Joey Chestnut won the Nathan’s hot dog eating contest in 2008. His total for the day was 64 hot dogs. In 2009, he won again, beating his own record by consuming 68 hot dogs. The thought of consuming 68 hot dogs makes me feel a little uncomfortable. No downright sick in the stomach. It’s the same sort of discomfort that some people feel about approaching the task of listening for learning using the social web.
Doesn’t listening require plowing through mountains and mountains of unstructured information? Won’t it make you dizzy and uncomfortable? Don’t you have to be Joey Chestnut to be successful?
Networked Nonprofits understand this. They know how to use social media to engage people inside and outside the organization to improve programs, services, or reach communications goals. Everyone in the organization understands that social media is more than an external communications tool, and they use it adroitly for their professional learning and even their personal lives. Networked Nonprofits spell this out in their organization’s social media strategy handbook and policy guidelines and encourage personal exploration and learning.

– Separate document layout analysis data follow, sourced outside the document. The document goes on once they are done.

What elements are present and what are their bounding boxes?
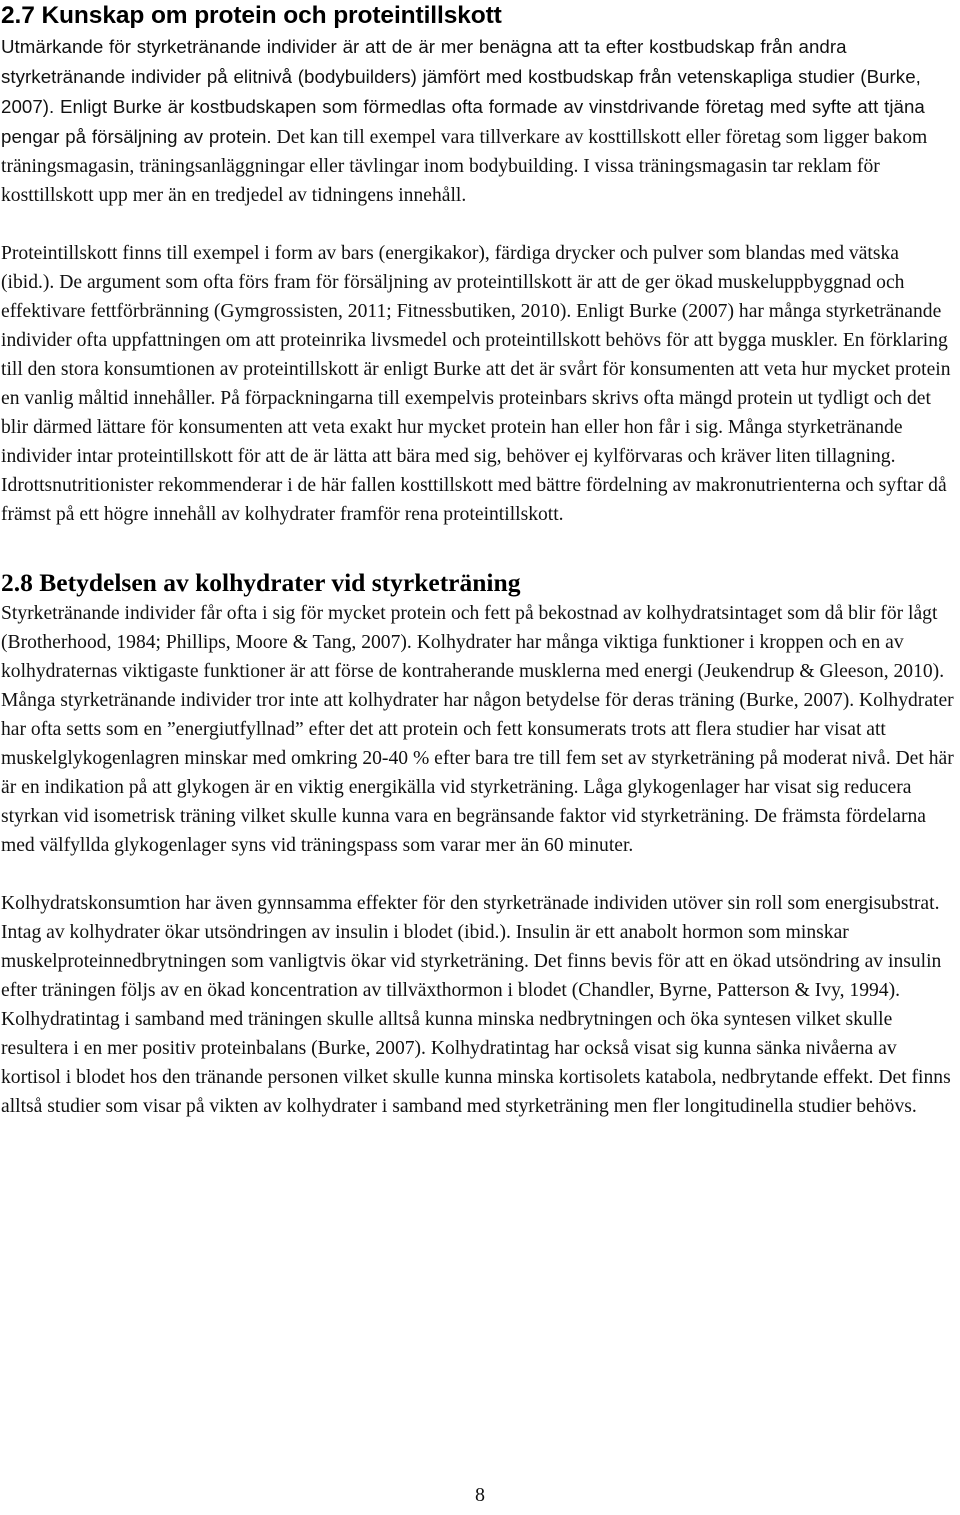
paragraph-protein-marketing-part-1: Utmärkande för styrketränande individer är att de är mer benägna att ta efter kostbudskap från andra styrketränande individer på elitnivå (bodybuilders) jämfört med kostbudskap från vetenskapliga studier (Burke, 2007). Enligt Burke är kostbudskapen som förmedlas ofta formade av vinstdrivande företag med syfte att tjäna pengar på försäljning av protein. [1,36,925,147]
paragraph-carbohydrate-importance: Styrketränande individer får ofta i sig för mycket protein och fett på bekostnad av kolhydratsintaget som då blir för lågt (Brotherhood, 1984; Phillips, Moore & Tang, 2007). Kolhydrater har många viktiga funktioner i kroppen och en av kolhydraternas viktigaste funktioner är att förse de kontraherande musklerna med energi (Jeukendrup & Gleeson, 2010). Många styrketränande individer tror inte att kolhydrater har någon betydelse för deras träning (Burke, 2007). Kolhydrater har ofta setts som en ”energiutfyllnad” efter det att protein och fett konsumerats trots att flera studier har visat att muskelglykogenlagren minskar med omkring 20-40 % efter bara tre till fem set av styrketräning på moderat nivå. Det här är en indikation på att glykogen är en viktig energikälla vid styrketräning. Låga glykogenlager har visat sig reducera styrkan vid isometrisk träning vilket skulle kunna vara en begränsande faktor vid styrketräning. De främsta fördelarna med välfyllda glykogenlager syns vid träningspass som varar mer än 60 minuter. [1,603,954,856]
section-heading-carbohydrates: 2.8 Betydelsen av kolhydrater vid styrketräning [1,568,521,597]
paragraph-protein-supplements: Proteintillskott finns till exempel i form av bars (energikakor), färdiga drycker och pulver som blandas med vätska (ibid.). De argument som ofta förs fram för försäljning av proteintillskott är att de ger ökad muskeluppbyggnad och effektivare fettförbränning (Gymgrossisten, 2011; Fitnessbutiken, 2010). Enligt Burke (2007) har många styrketränande individer ofta uppfattningen om att proteinrika livsmedel och proteintillskott behövs för att bygga muskler. En förklaring till den stora konsumtionen av proteintillskott är enligt Burke att det är svårt för konsumenten att veta hur mycket protein en vanlig måltid innehåller. På förpackningarna till exempelvis proteinbars skrivs ofta mängd protein ut tydligt och det blir därmed lättare för konsumenten att veta exakt hur mycket protein han eller hon får i sig. Många styrketränande individer intar proteintillskott för att de är lätta att bära med sig, behöver ej kylförvaras och kräver liten tillagning. Idrottsnutritionister rekommenderar i de här fallen kosttillskott med bättre fördelning av makronutrienterna och syftar då främst på ett högre innehåll av kolhydrater framför rena proteintillskott. [1,243,951,525]
paragraph-carbohydrate-effects: Kolhydratskonsumtion har även gynnsamma effekter för den styrketränade individen utöver sin roll som energisubstrat. Intag av kolhydrater ökar utsöndringen av insulin i blodet (ibid.). Insulin är ett anabolt hormon som minskar muskelproteinnedbrytningen som vanligtvis ökar vid styrketräning. Det finns bevis för att en ökad utsöndring av insulin efter träningen följs av en ökad koncentration av tillväxthormon i blodet (Chandler, Byrne, Patterson & Ivy, 1994). Kolhydratintag i samband med träningen skulle alltså kunna minska nedbrytningen och öka syntesen vilket skulle resultera i en mer positiv proteinbalans (Burke, 2007). Kolhydratintag har också visat sig kunna sänka nivåerna av kortisol i blodet hos den tränande personen vilket skulle kunna minska kortisolets katabola, nedbrytande effekt. Det finns alltså studier som visar på vikten av kolhydrater i samband med styrketräning men fler longitudinella studier behövs. [1,893,951,1117]
section-heading-protein-knowledge: 2.7 Kunskap om protein och proteintillskott [1,2,502,29]
paragraph-protein-marketing-part-2: Det kan till exempel vara tillverkare av kosttillskott eller företag som ligger bakom träningsmagasin, träningsanläggningar eller tävlingar inom bodybuilding. I vissa träningsmagasin tar reklam för kosttillskott upp mer än en tredjedel av tidningens innehåll. [1,127,928,206]
page-number: 8 [475,1484,485,1506]
paragraph-protein-marketing [1,32,957,210]
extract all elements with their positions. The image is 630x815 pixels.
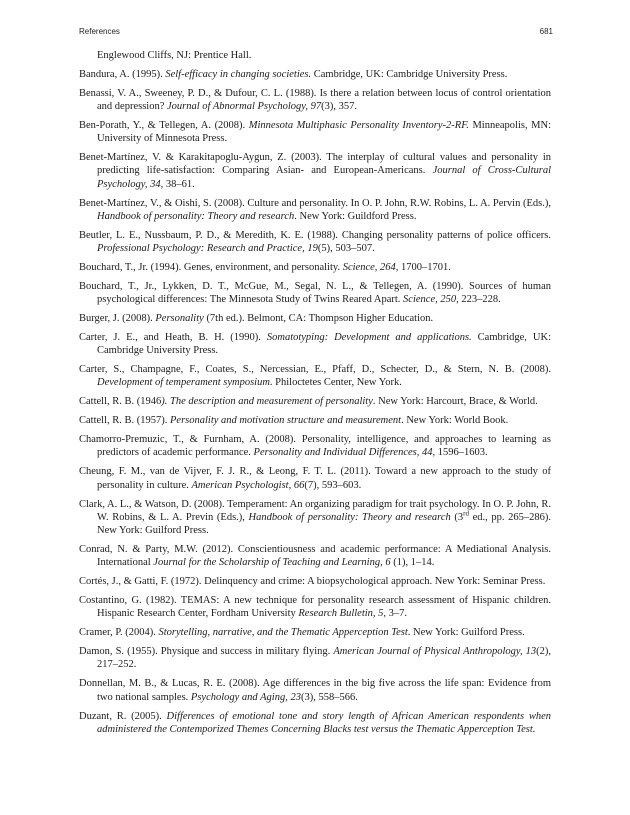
reference-entry: Cramer, P. (2004). Storytelling, narrative, and the Thematic Apperception Test. New York: Guilford Press.: [79, 627, 525, 639]
reference-entry: Cortés, J., & Gatti, F. (1972). Delinquency and crime: A biopsychological approach. New York: Seminar Press.: [79, 576, 546, 588]
reference-entry: Ben-Porath, Y., & Tellegen, A. (2008). Minnesota Multiphasic Personality Inventory-2-RF. Minneapolis, MN: University of Minnesota Press.: [79, 119, 551, 145]
reference-entry: Clark, A. L., & Watson, D. (2008). Temperament: An organizing paradigm for trait psychology. In O. P. John, R. W. Robins, & L. A. Previn (Eds.), Handbook of personality: Theory and research (3rd ed., pp. 265–286). New York: Guilford Press.: [79, 498, 552, 537]
reference-entry: Duzant, R. (2005). Differences of emotional tone and story length of African American respondents when administered the Contemporized Themes Concerning Blacks test versus the Thematic Apperception Test.: [79, 710, 551, 735]
reference-entry: Bouchard, T., Jr., Lykken, D. T., McGue, M., Segal, N. L., & Tellegen, A. (1990). Sources of human psychological differences: The Minnesota Study of Twins Reared Apart. Science, 250, 223–228.: [79, 280, 551, 306]
reference-entry: Bouchard, T., Jr. (1994). Genes, environment, and personality. Science, 264, 1700–1701.: [79, 262, 451, 274]
reference-list: [79, 49, 551, 742]
running-header-title: References: [79, 27, 120, 36]
reference-entry: Costantino, G. (1982). TEMAS: A new technique for personality research assessment of Hispanic children. Hispanic Research Center, Fordham University Research Bulletin, 5, 3–7.: [79, 595, 551, 620]
page-number: 681: [539, 27, 553, 36]
reference-entry: Burger, J. (2008). Personality (7th ed.). Belmont, CA: Thompson Higher Education.: [79, 313, 434, 325]
reference-entry: Carter, S., Champagne, F., Coates, S., Nercessian, E., Pfaff, D., Schecter, D., & Stern, N. B. (2008). Development of temperament symposium. Philoctetes Center, New York.: [79, 364, 551, 389]
reference-entry: Cheung, F. M., van de Vijver, F. J. R., & Leong, F. T. L. (2011). Toward a new approach to the study of personality in culture. American Psychologist, 66(7), 593–603.: [79, 466, 551, 491]
reference-entry: Benet-Martínez, V. & Karakitapoglu-Aygun, Z. (2003). The interplay of cultural values and personality in predicting life-satisfaction: Comparing Asian- and European-Americans. Journal of Cross-Cultural Psychology, 34, 38–61.: [79, 152, 551, 190]
reference-entry: Conrad, N. & Party, M.W. (2012). Conscientiousness and academic performance: A Mediational Analysis. International Journal for the Scholarship of Teaching and Learning, 6 (1), 1–14.: [79, 544, 551, 569]
reference-entry: Cattell, R. B. (1957). Personality and motivation structure and measurement. New York: World Book.: [79, 415, 509, 427]
reference-entry: Englewood Cliffs, NJ: Prentice Hall.: [97, 50, 252, 61]
reference-entry: Chamorro-Premuzic, T., & Furnham, A. (2008). Personality, intelligence, and approaches to learning as predictors of academic performance. Personality and Individual Differences, 44, 1596–1603.: [79, 434, 551, 459]
reference-entry: Carter, J. E., and Heath, B. H. (1990). Somatotyping: Development and applications. Cambridge, UK: Cambridge University Press.: [79, 331, 551, 357]
reference-entry: Cattell, R. B. (1946). The description and measurement of personality. New York: Harcourt, Brace, & World.: [79, 396, 538, 408]
reference-entry: Damon, S. (1955). Physique and success in military flying. American Journal of Physical Anthropology, 13(2), 217–252.: [79, 646, 551, 671]
reference-entry: Benet-Martínez, V., & Oishi, S. (2008). Culture and personality. In O. P. John, R.W. Robins, L. A. Pervin (Eds.), Handbook of personality: Theory and research. New York: Guildford Press.: [79, 197, 551, 222]
reference-entry: Bandura, A. (1995). Self-efficacy in changing societies. Cambridge, UK: Cambridge University Press.: [79, 68, 508, 80]
reference-entry: Donnellan, M. B., & Lucas, R. E. (2008). Age differences in the big five across the life span: Evidence from two national samples. Psychology and Aging, 23(3), 558–566.: [79, 678, 551, 703]
reference-entry: Benassi, V. A., Sweeney, P. D., & Dufour, C. L. (1988). Is there a relation between locus of control orientation and depression? Journal of Abnormal Psychology, 97(3), 357.: [79, 87, 551, 113]
reference-entry: Beutler, L. E., Nussbaum, P. D., & Meredith, K. E. (1988). Changing personality patterns of police officers. Professional Psychology: Research and Practice, 19(5), 503–507.: [79, 229, 551, 255]
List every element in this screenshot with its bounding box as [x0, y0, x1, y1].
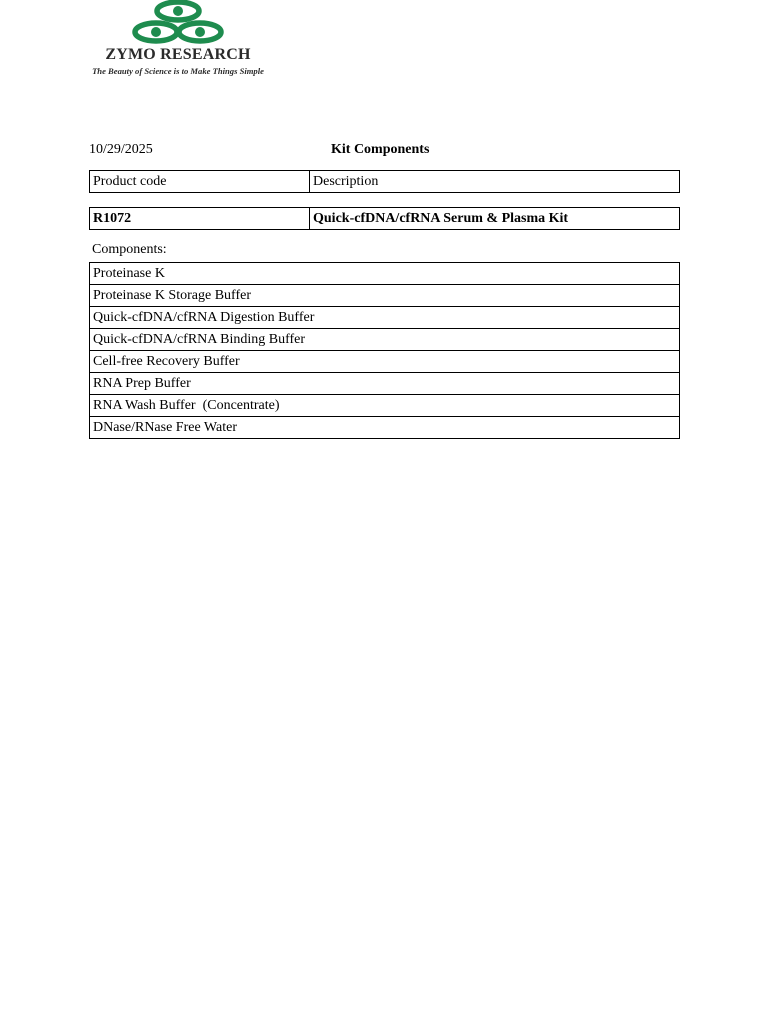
component-name: Proteinase K Storage Buffer — [90, 285, 680, 307]
table-row — [90, 285, 680, 307]
component-name: Cell-free Recovery Buffer — [90, 351, 680, 373]
table-row — [90, 329, 680, 351]
table-row — [90, 373, 680, 395]
document-date: 10/29/2025 — [89, 142, 153, 157]
component-name: Quick-cfDNA/cfRNA Binding Buffer — [90, 329, 680, 351]
component-name: RNA Wash Buffer (Concentrate) — [90, 395, 680, 417]
component-name: Proteinase K — [90, 263, 680, 285]
table-row — [90, 395, 680, 417]
table-row — [90, 263, 680, 285]
component-name: RNA Prep Buffer — [90, 373, 680, 395]
components-label: Components: — [92, 242, 167, 257]
product-description: Quick-cfDNA/cfRNA Serum & Plasma Kit — [310, 208, 680, 230]
column-header-table — [89, 170, 680, 193]
logo-company-name: ZYMO RESEARCH — [105, 46, 251, 63]
product-code-header: Product code — [90, 171, 310, 193]
description-header: Description — [310, 171, 680, 193]
logo-tagline: The Beauty of Science is to Make Things Simple — [92, 66, 264, 76]
table-row — [90, 351, 680, 373]
component-name: Quick-cfDNA/cfRNA Digestion Buffer — [90, 307, 680, 329]
page-title: Kit Components — [331, 142, 430, 157]
product-row — [90, 208, 680, 230]
table-row — [90, 307, 680, 329]
company-logo — [88, 0, 268, 80]
components-table — [89, 262, 680, 439]
product-table — [89, 207, 680, 230]
component-name: DNase/RNase Free Water — [90, 417, 680, 439]
product-code: R1072 — [90, 208, 310, 230]
zymo-logo-mark-icon — [128, 0, 228, 44]
table-row — [90, 417, 680, 439]
header-row — [90, 171, 680, 193]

It’s one thing to have it written in a social media policy. It’s quite another to put it into practice. It does require that someone inside of the organization can help with one-on-one coaching, answer questions, provide support, and do this without loosing their enthusiasm.
It is harder to convince people who aren’t already social media users to use it in their personal lives. One strategy is to use it as a professional learning tool. This can be put practice by using listening (and engaging techniques) for program development.